Indeed, China invested $25 billion in Africa’s infrastructure; helping almost all African countries’ communication, energy, transport, water and sanitation sectors in the year 2018. Both International Monitory Fund and World Bank’s 2019 reports credited the continent’s rapid economic growth since early 1990’s to China’s infrastructure assistance.

Arguably, China is not just a diplomatic ally to African countries, neither should the relations between the two sides be viewed only from the angle of China providing economic and development assistance alone. In many ways, China is a role model and many African countries have a lot to learn from the country’s ruling party CPC and the country in general. Firstly, the party – CPC has presided over and maintained economic growth levels for the country at the same time building strong state institutions and hence, effective governance and stability of the country. The two points; effective governance and stability have largely been elusive in most African countries. It can be recalled that three decades ago, the level of development in China was equal to that in Africa. For example, in 1978, Sub-Saharan African countries GDP averaged at $490 while that of China was about $156. However, China has now transformed itself and emerged as a global economic powerhouse while Africa remains the least developed continent in the world.

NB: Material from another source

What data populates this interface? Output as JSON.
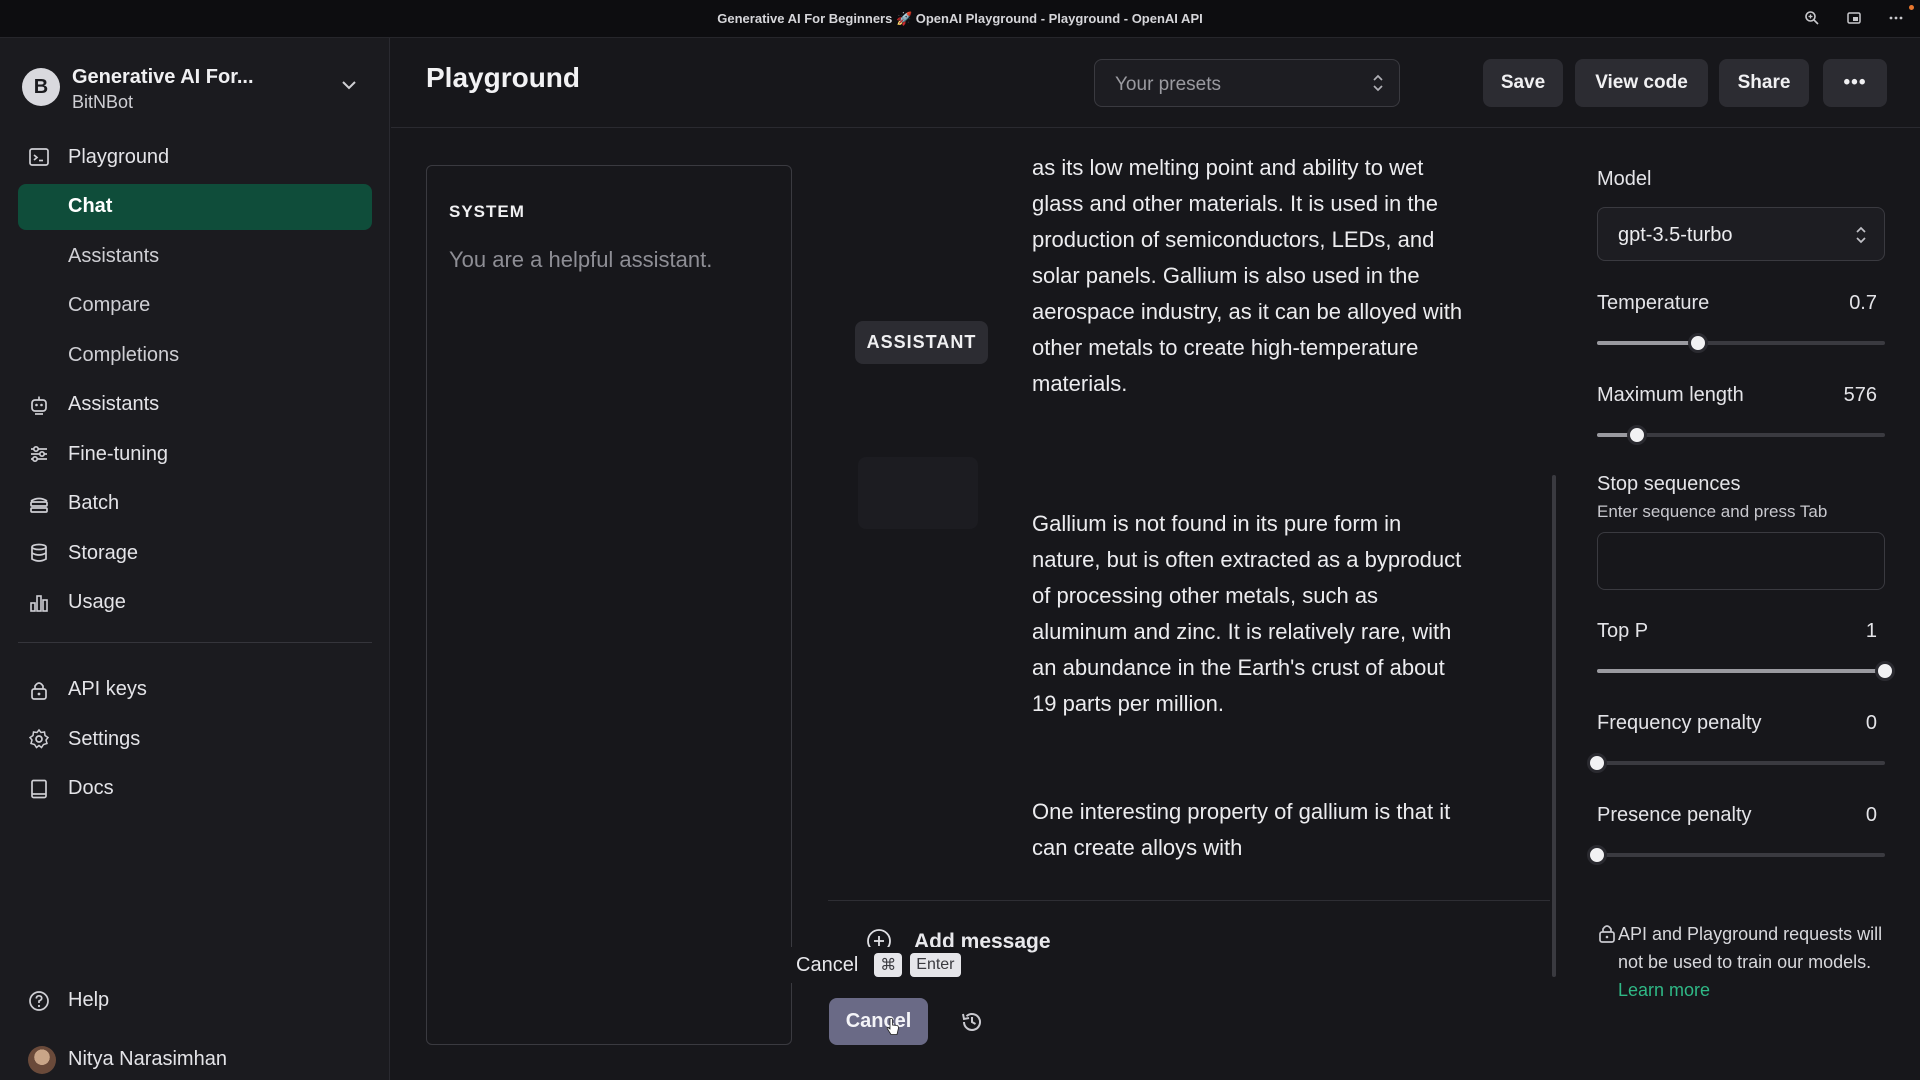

The other important lesson African countries can borrow or learn from China and its ruling party is the centrality of historical contingency which is glaring especially success of economic and social policies in the country. When we critically analyse its development process, despite the fact that China borrowed some foreign models and experiences, Beijing did not just transplant these ideas but rather, its economic policies are in many ways tailored to meet the country’s cultural, geographical, historical, and political conditions.

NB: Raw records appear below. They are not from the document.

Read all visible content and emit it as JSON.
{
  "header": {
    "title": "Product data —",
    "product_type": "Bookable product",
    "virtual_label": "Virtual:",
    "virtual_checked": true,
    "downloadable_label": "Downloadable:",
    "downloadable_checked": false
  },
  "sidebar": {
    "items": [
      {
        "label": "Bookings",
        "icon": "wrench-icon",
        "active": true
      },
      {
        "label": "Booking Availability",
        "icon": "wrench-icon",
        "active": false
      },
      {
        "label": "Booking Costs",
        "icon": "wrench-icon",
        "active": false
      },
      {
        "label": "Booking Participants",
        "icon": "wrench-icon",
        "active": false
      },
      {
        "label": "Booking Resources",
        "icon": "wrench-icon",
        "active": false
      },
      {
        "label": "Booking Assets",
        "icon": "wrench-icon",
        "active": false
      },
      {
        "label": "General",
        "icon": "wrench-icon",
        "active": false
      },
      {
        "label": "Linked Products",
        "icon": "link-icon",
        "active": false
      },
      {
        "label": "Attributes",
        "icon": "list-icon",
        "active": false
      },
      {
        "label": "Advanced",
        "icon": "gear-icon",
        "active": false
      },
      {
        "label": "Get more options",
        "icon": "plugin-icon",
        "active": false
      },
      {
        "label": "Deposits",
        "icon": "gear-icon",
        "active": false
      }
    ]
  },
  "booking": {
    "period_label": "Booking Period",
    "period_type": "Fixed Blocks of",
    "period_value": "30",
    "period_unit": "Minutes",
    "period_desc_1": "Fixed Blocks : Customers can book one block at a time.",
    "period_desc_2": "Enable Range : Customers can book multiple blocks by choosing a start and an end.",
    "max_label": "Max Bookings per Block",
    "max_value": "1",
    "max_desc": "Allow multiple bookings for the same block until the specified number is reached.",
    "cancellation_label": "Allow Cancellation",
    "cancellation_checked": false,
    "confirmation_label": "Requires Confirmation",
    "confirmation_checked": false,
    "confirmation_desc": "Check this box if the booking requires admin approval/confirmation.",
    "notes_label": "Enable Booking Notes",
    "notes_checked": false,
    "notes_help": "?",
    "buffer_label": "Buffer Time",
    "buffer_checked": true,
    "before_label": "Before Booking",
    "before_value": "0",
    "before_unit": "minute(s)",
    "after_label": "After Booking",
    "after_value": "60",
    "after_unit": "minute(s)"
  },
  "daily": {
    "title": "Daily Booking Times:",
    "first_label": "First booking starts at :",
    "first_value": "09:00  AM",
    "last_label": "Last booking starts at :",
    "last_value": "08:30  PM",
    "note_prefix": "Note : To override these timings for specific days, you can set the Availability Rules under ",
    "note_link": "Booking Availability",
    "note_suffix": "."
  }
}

Another key lesson African Countries can learn is that China has demonstrated how pragmatism not dogmatism should govern the choice of policies any country that aspires to develop should embrace. While many of African countries are still struggling to fight and eradicate poverty, China’s poverty eradication polices have helped Beijing to eliminate extreme poverty. Therefore, China’s political model is something Africa as a continent we can learn from. While CPS ensures democracy at the grassroot level in China to ensure people have a say in the decisions that affect their lives and how they are governed locally; meritocracy is always key at the top level which helps in ensuring that China is governed by not just competent individuals with a firm grasp of economics, international relations and science and technology, which helps them to make not just correct but nation saving decisions for the country. This system also ensures continuity in politics which is good for policy consistency.

It can be argued that it is a result of meritocratic recruitment that China has been able to deal with the problem of corruption, a vice analysts attribute to African country’s stagnation. Also, emphasis of discipline among party leadership and membership cannot be ignored while analysing reasons behind China’s rise.

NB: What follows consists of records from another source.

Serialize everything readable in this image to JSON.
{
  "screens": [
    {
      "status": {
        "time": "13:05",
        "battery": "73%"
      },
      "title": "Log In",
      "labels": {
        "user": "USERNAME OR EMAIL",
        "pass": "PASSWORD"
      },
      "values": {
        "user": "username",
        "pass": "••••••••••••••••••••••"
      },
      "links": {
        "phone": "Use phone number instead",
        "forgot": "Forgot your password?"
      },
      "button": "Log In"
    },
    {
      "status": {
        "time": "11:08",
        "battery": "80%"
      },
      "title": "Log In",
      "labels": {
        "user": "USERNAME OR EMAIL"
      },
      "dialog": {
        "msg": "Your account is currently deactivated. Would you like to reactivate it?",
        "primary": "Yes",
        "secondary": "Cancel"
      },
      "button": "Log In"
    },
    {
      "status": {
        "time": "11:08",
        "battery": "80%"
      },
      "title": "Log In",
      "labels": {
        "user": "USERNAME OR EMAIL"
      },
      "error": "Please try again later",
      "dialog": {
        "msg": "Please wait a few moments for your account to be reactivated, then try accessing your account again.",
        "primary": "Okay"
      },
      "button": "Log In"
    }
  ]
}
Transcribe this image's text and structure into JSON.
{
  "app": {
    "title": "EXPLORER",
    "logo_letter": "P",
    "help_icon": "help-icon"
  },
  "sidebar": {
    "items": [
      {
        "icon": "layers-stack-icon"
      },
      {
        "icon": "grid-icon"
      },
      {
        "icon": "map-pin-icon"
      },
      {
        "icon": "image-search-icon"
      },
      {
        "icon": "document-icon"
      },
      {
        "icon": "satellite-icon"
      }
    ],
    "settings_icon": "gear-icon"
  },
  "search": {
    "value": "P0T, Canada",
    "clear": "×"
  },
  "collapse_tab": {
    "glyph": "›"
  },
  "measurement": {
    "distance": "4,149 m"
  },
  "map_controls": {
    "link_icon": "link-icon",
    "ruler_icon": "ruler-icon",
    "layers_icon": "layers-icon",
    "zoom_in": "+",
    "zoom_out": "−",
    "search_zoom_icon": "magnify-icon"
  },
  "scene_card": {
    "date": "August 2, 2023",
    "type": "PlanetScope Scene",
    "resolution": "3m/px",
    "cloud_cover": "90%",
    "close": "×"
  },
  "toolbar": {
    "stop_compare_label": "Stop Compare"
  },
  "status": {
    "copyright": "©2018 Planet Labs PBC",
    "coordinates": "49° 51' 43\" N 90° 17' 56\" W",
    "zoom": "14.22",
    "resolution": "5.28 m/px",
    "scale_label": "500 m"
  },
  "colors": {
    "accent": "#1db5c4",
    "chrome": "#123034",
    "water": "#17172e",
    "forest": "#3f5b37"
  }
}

In conclusion, aware that it is not always easy to predict the future, one can argue that as CPC prepares to celebrate its 1st century, it remains to be seen what the next century will look like for this mighty party and the world at large. Whereas CPC started its first century as an obscure and arguably a loosely coordinated Communist Movement, it is starting its second century at a time when the country it presides over, Peoples Republic of China, is a global trailblazer and a potential superpower-in-waiting.

As of now, from security social and economic perspective, China’s future is fully secured-matching towards achieving Beijing’s dreams. No matter the challenges such as mistrust from some Western countries and a few of their allies and conflicting regional interests among her neighbours, China under CPC leadership has proved resilience to emerge victorious in dealing with sensitive issues.